# Particle decays

1. Apr 8, 2008

### stunner5000pt

1. The problem statement, all variables and given/known data
My textbook takes a look at the $\Delta(1232)$ particle
It says that
$$\left|\pi p;\frac{3}{2},\frac{3}{2}\right>=\left|\pi;1,1\right>|N;\frac{1}{2},\frac{1}{2}\right>$$

where N stands for a nucleon and pi could be any of the three flavours of pion.
They then go on by applying ladder operators (not explicitly, this is not at that level yet) to give
$$\left|\pi p;\frac{3}{2},\frac{3}{2}\right>=-\sqrt{\frac{1}{3}}\left|\pi^+ n\right>+\sqrt{\frac{2}{3}}\left|\pi^0 p\right>$$

My question is how they came up with that

2. Relevant equations
Clebsch Gordon coefficients
For now use the wikipedia source but if you can suggest a better source please suggest it
http://en.wikipedia.org/wiki/Table_of_Clebsch-Gordan_coefficients

3. The attempt at a solution
Is the isospin of the pi+ is 1 and the isospin of the proton is 1/2?

in either case how did they come up with the coefficients of -root 1/3 and root 2/3??
the two spin values are j=1 and j=1/2. so we see two possiblities,
first is m=3/2
why is this possibility rejected?

the other possibility is where m=1/2
there are two possible j values. Look at the m1 values i could tell which woul the pi+/-/0 possibility. But the only way i would know if there was a neutron or proton would be to deduce it from the pion's spin and charge? Is that correct?
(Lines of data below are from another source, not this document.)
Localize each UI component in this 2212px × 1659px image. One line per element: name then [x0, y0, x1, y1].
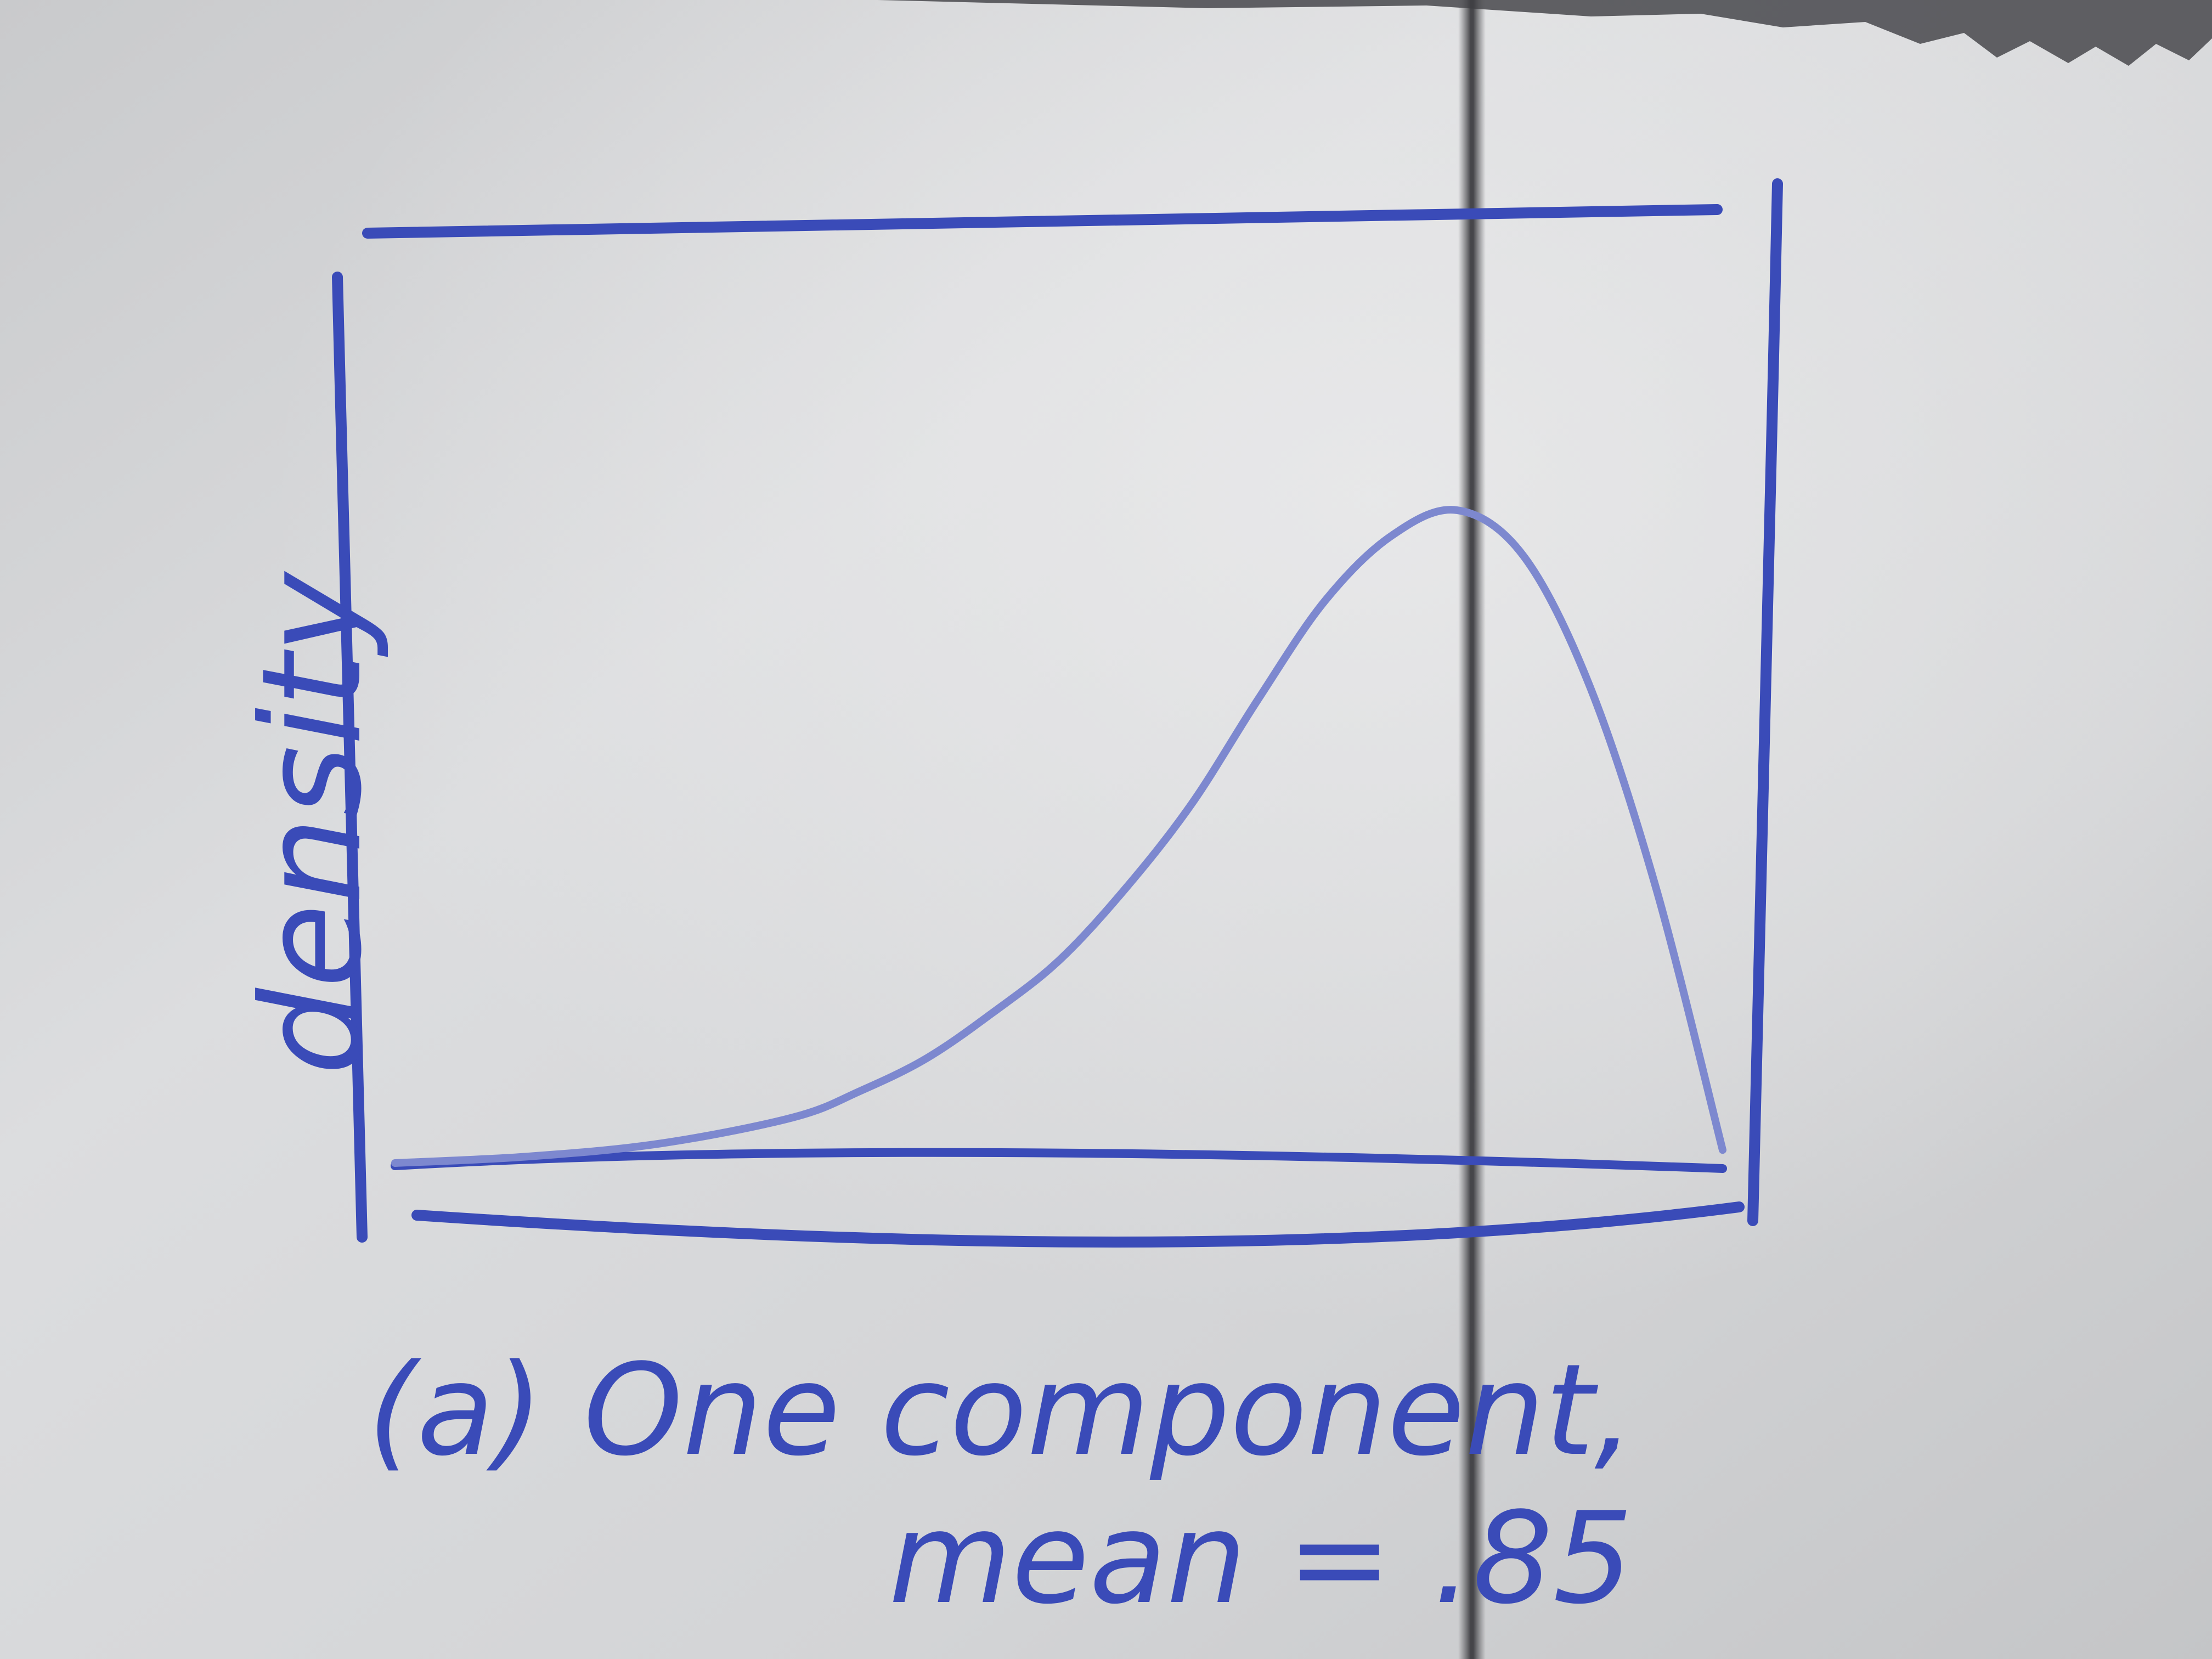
frame-right — [1747, 178, 1783, 1226]
density-curve — [391, 506, 1726, 1167]
fold-line — [1458, 0, 1486, 1659]
plot-area — [391, 506, 1726, 1167]
frame-bottom — [411, 1201, 1745, 1248]
caption-line-1: (a) One component, — [368, 1338, 1634, 1484]
chart-frame — [332, 178, 1783, 1248]
torn-edge — [230, 0, 2212, 66]
frame-top — [362, 204, 1723, 239]
baseline — [391, 1148, 1727, 1173]
y-axis-label: density — [232, 571, 392, 1075]
caption-line-2: mean = .85 — [889, 1486, 1633, 1632]
frame-left — [332, 272, 368, 1243]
Also while reading the CG coefficients, is the j,m of the decaying particle, and then j1, and j2 of the products?

Last edited: Apr 8, 2008
2. Apr 8, 2008

### nrqed

Yes. To be more precise, the value of I for any of the pions is 1 (I is the analogue of l for orbital angular momentum). The value of $$I_z$$ is $$0, \pm 1$$ depending on which pion you are considering (the analogue of $$I_z$$ is $$m_l$$). The isospin of a nucleon (proton or neutron) is I=1/2. $$I_z$$ is $$\pm 1/2$$ depending on whether you are considering the neutron or the proton.
I am confused. are you absolutely sure they wrote 3/2, 3/2 for the total state? For that state the CG table does not give the coefficient you give. Are you sure it's not 3/2,1/2 or 1/2,1/2?

3. Apr 9, 2008

### stunner5000pt

Yes it is my mistake they had 3/2 1/2

$$\left|\pi p;\frac{3}{2},\frac{1}{2}\right>=-\sqrt{\frac{1}{3}}\left|\pi^+ n\right>+\sqrt{\frac{2}{3}}\left|\pi^0 p\right>$$
How did they come up with the coefficients then

I dont know how to read the table...

since spin is 3/2 and 1/2 the CG coeffs should be 1/2 or root3/4 but none of those appear??

Last edited: Apr 9, 2008
4. Apr 9, 2008

### nrqed

I use a table in Griffiths' book and I get different coefficients: I get both coefficients to be positive.

In any case, just look at the table for combining 1/2 and 1. Now look at the state 3/2 1/2 You find

|3/2, 1/2 > = srqt(1/3) |1,1> |1/2,-1/2> + sqrt(2/3) |1,0> |1/2,1/2>

|1,1> is a pi+
|1,0> is a pi^0
|1/2,1/2> is a proton
|1/2,-1/2> is a neutron

5. Jun 22, 2008

### gn0m0n

The Wiki table has a disclaimer about negative values, I think... read the fine print and it might apply to this situation.